Could CDFA’s ACP Control Policy Devastate Our Citrus Industry Like Florida’s?

Citrus Industry is Fired Up Over Softened ACP Control Policy

By Patrick Cavanaugh

 

It seems that CDFA officials are giving up on controlling the Asian Citrus Psyllid (ACP) in Central California citrus growing areas! It sure looks like it.

Ever since the May 12 ACP trappings in the Lindsay area of Tulare County, there has been a major back-step in what has been an aggressive mandatory spray program to control any possible live psyllids within an 800-meter radius around the trap.

Now CDFA is suggesting that the spray programs should be voluntary and only 400 feet around the trap find.

According to Joel Nelsen, president of the Exeter-based California Citrus Mutual, “The conversation relative to the change in eradicating or treating for the ACP came about with a discussion between a few members of the scientific community and the department.”

“Frankly, the industry was unaware of this possible change in the program. When it was first released to the AG commissioner, it shocked everybody–is my understanding,” Nelsen said.

“And as a result, last Friday afternoon, the executive committee members from our pest and disease management committee had a very direct conversation with senior leadership of the CDFA. I understand that the conversation was extremely candid, somewhat emotional; if the industry to is going to be supporting a program to the tune of 15 million dollars, they want a say in how the program is run. And evidently, the Department of Agriculture is making some subjective decisions that we don’t believe are appropriate.”

“From my perspective, there were mistakes made at the onset of this program that we had to learn from; and if we don’t take seriously—psyllid control, psyllid control, psyllid control!—we’re going to end up in the same type of quandary that our colleagues in Florida, Texas, Mexico and even Brazil are in.

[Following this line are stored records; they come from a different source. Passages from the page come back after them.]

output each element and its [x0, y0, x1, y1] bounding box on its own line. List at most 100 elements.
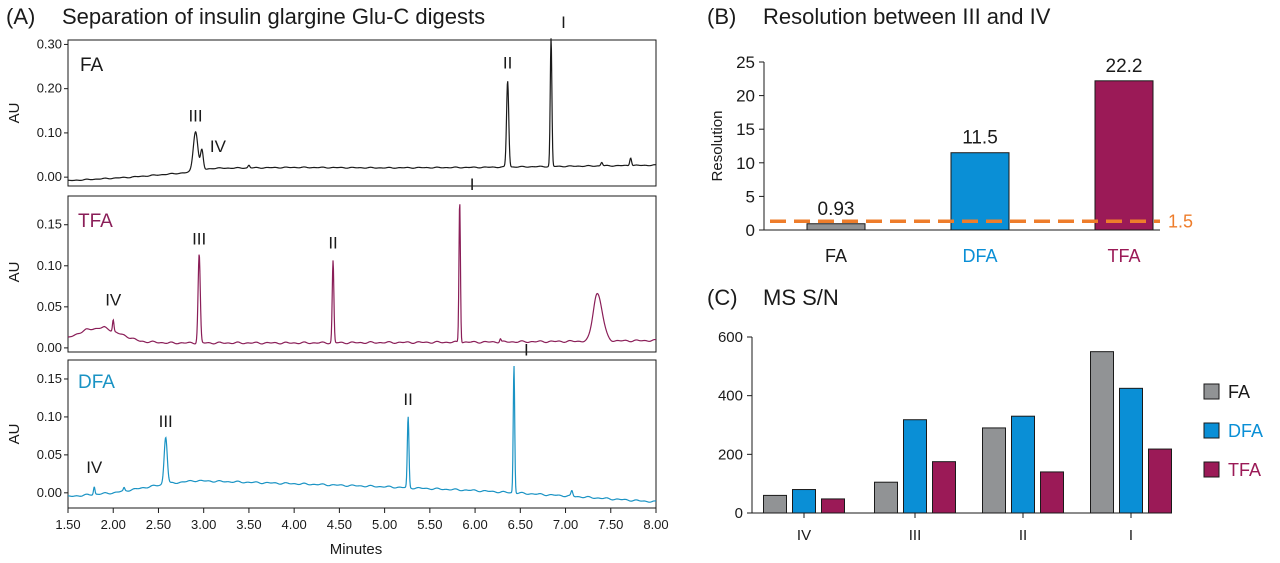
panel-a-label: (A) — [6, 4, 35, 29]
bar-dfa-iv — [792, 489, 816, 514]
bar-fa — [806, 223, 866, 231]
x-tick-label: 5.00 — [372, 517, 397, 532]
peak-label: I — [470, 175, 475, 194]
x-tick-label: 7.00 — [553, 517, 578, 532]
y-tick-label: 0 — [735, 505, 743, 522]
bar-tfa-iii — [932, 461, 956, 514]
tfa-plot-frame — [67, 195, 657, 353]
y-tick-label: 0.05 — [37, 299, 62, 314]
bar-dfa-iii — [903, 419, 927, 514]
bar-fa-iii — [874, 481, 898, 514]
bar-dfa-ii — [1011, 415, 1035, 514]
y-tick-label: 0.30 — [37, 36, 62, 51]
panel-c-title: MS S/N — [763, 285, 839, 310]
peak-label: III — [192, 229, 206, 248]
category-label: III — [909, 527, 922, 544]
bar-tfa — [1094, 80, 1154, 231]
dfa-plot-frame — [67, 359, 657, 509]
category-label: I — [1129, 527, 1133, 544]
peak-label: I — [561, 13, 566, 32]
peak-label: II — [403, 390, 412, 409]
y-tick-label: 0.10 — [37, 125, 62, 140]
dfa-y-axis-label: AU — [6, 424, 23, 445]
x-tick-label: 4.50 — [327, 517, 352, 532]
y-tick-label: 20 — [736, 87, 755, 106]
x-tick-label: 8.00 — [643, 517, 668, 532]
category-label: DFA — [962, 246, 997, 266]
dfa-y-ticks: 0.00 0.05 0.10 0.15 — [37, 371, 62, 500]
x-tick-label: 2.00 — [101, 517, 126, 532]
legend: FA DFA TFA — [1203, 382, 1263, 480]
resolution-y-axis-label: Resolution — [709, 111, 726, 182]
y-tick-label: 15 — [736, 120, 755, 139]
y-tick-label: 0.15 — [37, 217, 62, 232]
tfa-trace-line — [67, 204, 657, 345]
x-tick-label: 5.50 — [417, 517, 442, 532]
x-tick-label: 3.00 — [191, 517, 216, 532]
legend-swatch-dfa — [1203, 422, 1220, 439]
x-tick-label: 6.00 — [462, 517, 487, 532]
bar-tfa-iv — [821, 498, 845, 514]
panel-a-title: Separation of insulin glargine Glu-C dig… — [62, 4, 485, 29]
fa-y-ticks: 0.00 0.10 0.20 0.30 — [37, 36, 62, 184]
category-label: FA — [825, 246, 847, 266]
panel-b-title: Resolution between III and IV — [763, 4, 1051, 29]
peak-label: III — [188, 106, 202, 125]
x-tick-label: 3.50 — [236, 517, 261, 532]
panel-b-label: (B) — [707, 4, 736, 29]
peak-label: IV — [105, 291, 122, 310]
resolution-bar-chart: 0 5 10 15 20 25 0.93 FA 11.5 DFA 22.2 TFA 1.5 — [736, 53, 1193, 266]
y-tick-label: 25 — [736, 53, 755, 72]
bar-fa-ii — [982, 427, 1006, 514]
x-tick-label: 6.50 — [508, 517, 533, 532]
threshold-label: 1.5 — [1168, 211, 1193, 231]
category-label: TFA — [1107, 246, 1140, 266]
tfa-y-ticks: 0.00 0.05 0.10 0.15 — [37, 217, 62, 355]
y-tick-label: 0.00 — [37, 340, 62, 355]
bar-fa-i — [1090, 351, 1114, 514]
y-tick-label: 0.10 — [37, 409, 62, 424]
legend-label: TFA — [1228, 460, 1261, 480]
x-tick-label: 2.50 — [146, 517, 171, 532]
legend-swatch-tfa — [1203, 461, 1220, 478]
fa-trace-label: FA — [80, 55, 104, 76]
value-label: 11.5 — [962, 128, 998, 149]
fa-y-axis-label: AU — [6, 103, 23, 124]
bar-dfa — [950, 152, 1010, 231]
y-tick-label: 0.15 — [37, 371, 62, 386]
y-tick-label: 0.00 — [37, 169, 62, 184]
bar-fa-iv — [763, 494, 787, 514]
fa-plot-frame — [67, 39, 657, 187]
bar-dfa-i — [1119, 387, 1143, 514]
minutes-x-axis: 1.50 2.00 2.50 3.00 3.50 4.00 4.50 5.00 5.50 6.00… — [55, 508, 669, 558]
peak-label: IV — [210, 137, 227, 156]
peak-label: III — [159, 412, 173, 431]
peak-label: I — [524, 340, 529, 359]
y-tick-label: 0.05 — [37, 447, 62, 462]
legend-swatch-fa — [1203, 383, 1220, 400]
x-tick-label: 7.50 — [598, 517, 623, 532]
value-label: 22.2 — [1106, 56, 1143, 77]
x-tick-label: 1.50 — [55, 517, 80, 532]
y-tick-label: 200 — [718, 446, 743, 463]
legend-label: FA — [1228, 382, 1250, 402]
y-tick-label: 400 — [718, 388, 743, 405]
peak-label: II — [503, 54, 512, 73]
value-label: 0.93 — [818, 199, 855, 220]
dfa-trace-label: DFA — [78, 372, 115, 393]
y-tick-label: 0 — [746, 221, 755, 240]
bar-tfa-ii — [1040, 471, 1064, 514]
category-label: II — [1019, 527, 1027, 544]
tfa-trace-label: TFA — [78, 211, 113, 232]
y-tick-label: 0.20 — [37, 81, 62, 96]
x-axis-label: Minutes — [330, 541, 383, 558]
y-tick-label: 600 — [718, 329, 743, 346]
y-tick-label: 10 — [736, 154, 755, 173]
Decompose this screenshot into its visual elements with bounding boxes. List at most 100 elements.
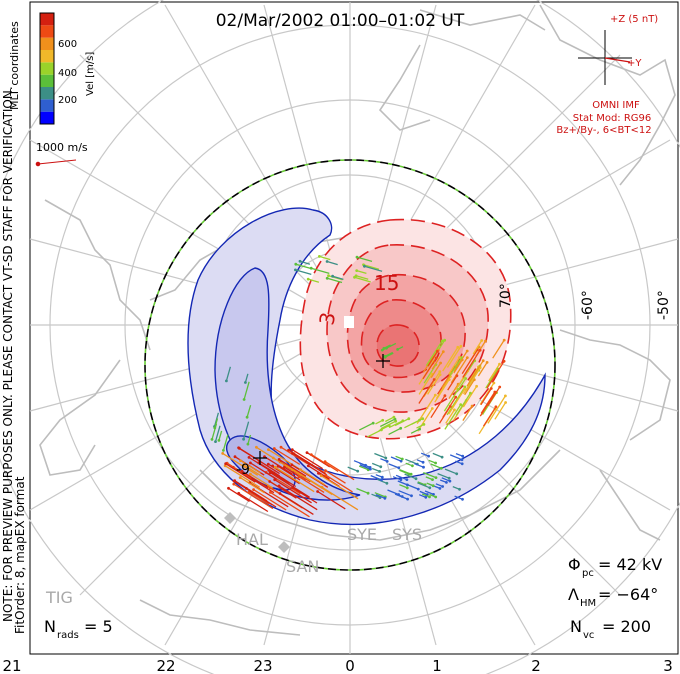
latitude-label-minus50: -50° (656, 290, 672, 320)
colorbar-segment (40, 74, 54, 87)
mlt-label-0: 0 (345, 657, 355, 674)
velocity-vector (353, 275, 371, 283)
velocity-vector (252, 488, 287, 511)
velocity-vector (404, 473, 418, 481)
colorbar-segment (40, 37, 54, 50)
velocity-vector (420, 452, 430, 458)
velocity-vector (380, 458, 389, 463)
velocity-vector (399, 469, 411, 476)
mlt-label-23: 23 (253, 657, 272, 674)
station-tig: TIG (45, 588, 73, 607)
velocity-vector (331, 274, 344, 281)
colorbar-segment (40, 13, 54, 26)
velocity-vector (410, 427, 421, 434)
velocity-vector (450, 356, 469, 384)
station-san: SAN (286, 557, 319, 576)
velocity-vector (247, 456, 286, 481)
velocity-vector (454, 495, 464, 501)
imf-condition: Bz+/By-, 6<BT<12 (556, 125, 651, 136)
contour-label-mask (344, 316, 354, 328)
velocity-vector (482, 405, 498, 427)
colorbar-segment (40, 111, 54, 124)
velocity-vector (432, 452, 444, 459)
nrads-subscript: rads (57, 630, 79, 641)
velocity-vector (443, 387, 460, 412)
velocity-vector (298, 259, 311, 265)
velocity-vector (245, 405, 252, 419)
velocity-vector (266, 462, 300, 485)
phi-symbol: Φ (568, 555, 581, 574)
velocity-vectors (210, 255, 507, 518)
velocity-vector (213, 418, 219, 430)
velocity-vector (445, 408, 456, 424)
velocity-vector (428, 459, 437, 465)
velocity-vector (325, 276, 343, 284)
velocity-vector (392, 476, 403, 482)
velocity-vector (442, 345, 460, 372)
velocity-vector (418, 378, 436, 404)
velocity-vector (430, 463, 443, 470)
velocity-vector (416, 423, 426, 429)
mlt-label-1: 1 (432, 657, 442, 674)
velocity-vector (319, 474, 359, 500)
velocity-vector (448, 356, 461, 375)
velocity-vector (376, 478, 389, 485)
velocity-vector (425, 476, 434, 481)
velocity-vector (299, 468, 326, 486)
colorbar-segment (40, 87, 54, 100)
velocity-vector (477, 361, 489, 377)
velocity-vector (417, 482, 432, 490)
velocity-vector (462, 348, 482, 378)
imf-plus-y-label: +Y (627, 58, 642, 69)
coordinates-label: MLT coordinates (8, 21, 21, 110)
hm-latitude: Λ HM = −64° (568, 585, 658, 609)
velocity-vector (441, 477, 452, 483)
velocity-vector (225, 366, 232, 383)
velocity-vector (324, 469, 346, 484)
velocity-vector (359, 421, 375, 431)
station-hal: HAL (236, 530, 268, 549)
velocity-vector (378, 424, 391, 432)
lambda-symbol: Λ (568, 585, 579, 604)
velocity-vector (423, 471, 438, 479)
lambda-subscript: HM (580, 598, 596, 609)
velocity-vector (462, 384, 478, 408)
colorbar-border (39, 12, 55, 125)
colorbar-segment (40, 50, 54, 63)
velocity-vector (444, 403, 463, 430)
velocity-vector (444, 468, 459, 476)
nvc-subscript: vc (583, 630, 594, 641)
velocity-vector (394, 493, 409, 501)
velocity-vector (239, 459, 261, 474)
velocity-vector (434, 378, 451, 403)
potential-min-marker (253, 451, 267, 465)
lambda-value: = −64° (598, 585, 658, 604)
colorbar-segment (40, 25, 54, 38)
velocity-vector (422, 356, 438, 380)
velocity-vector (374, 452, 388, 460)
colorbar-label: Vel [m/s] (85, 52, 96, 96)
velocity-vector (382, 344, 391, 350)
velocity-vector (395, 474, 409, 481)
mlt-axis: 21 22 23 0 1 2 3 (2, 657, 672, 674)
velocity-vector (291, 452, 328, 476)
velocity-vector (318, 255, 331, 261)
velocity-vector (277, 458, 307, 477)
velocity-vector (399, 484, 409, 490)
velocity-vector (472, 339, 484, 355)
contour-label-15: 15 (374, 271, 399, 295)
phi-value: = 42 kV (598, 555, 662, 574)
velocity-vector (370, 474, 383, 482)
velocity-vector (425, 339, 444, 366)
velocity-vector (363, 264, 383, 272)
contour-label-3: 3 (314, 310, 340, 327)
velocity-vector (449, 454, 464, 462)
velocity-vector (375, 493, 387, 500)
imf-model: Stat Mod: RG96 (573, 113, 652, 124)
velocity-vector (294, 268, 312, 276)
velocity-vector (394, 417, 411, 427)
colorbar-tick-600: 600 (58, 39, 77, 50)
velocity-vector (214, 425, 221, 443)
velocity-vector (438, 405, 452, 424)
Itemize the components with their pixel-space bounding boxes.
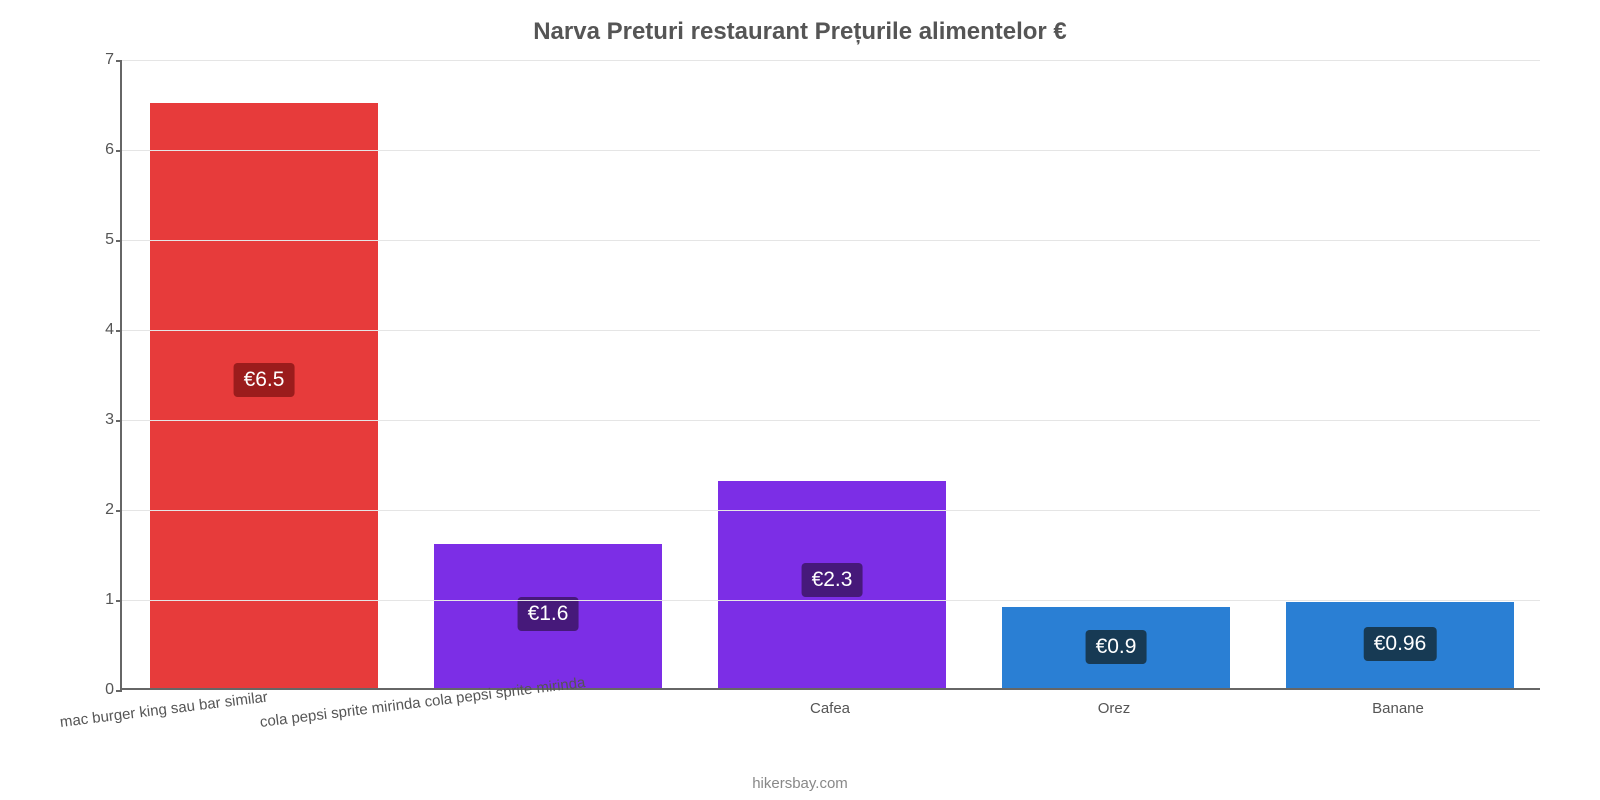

Too many psyllids, an endemic population, some of which will contract citrus greening disease and eventually contaminate citrus trees, could devastate central California’s $2 Billion industry. “If we even allow one psyllid to continue to foster a population, then we have failed at our effort. And so from the perspective of Citrus Mutual, we are in an eradication mode,” Nelsen said.

“We are in a position in which we can find isolated psyllids and treat, and we are in position where continuous trapping and tapping (with bats and trays in searching for psyllids) and intensive trapping is not finding an endemic population. So for the department to argue that the population is endemic, its a ‘what if’ scenario that we don’t think is appropriate.”

Nelsen said that the pushback by his pest and disease management committee might have made a difference. “I haven’t received anything, but I think that conversation last Friday afternoon yielded some intended results. There’s a reconsideration, and I give a lot of credit to the industry members who stood up the department; but until it happens, its not real,” he said.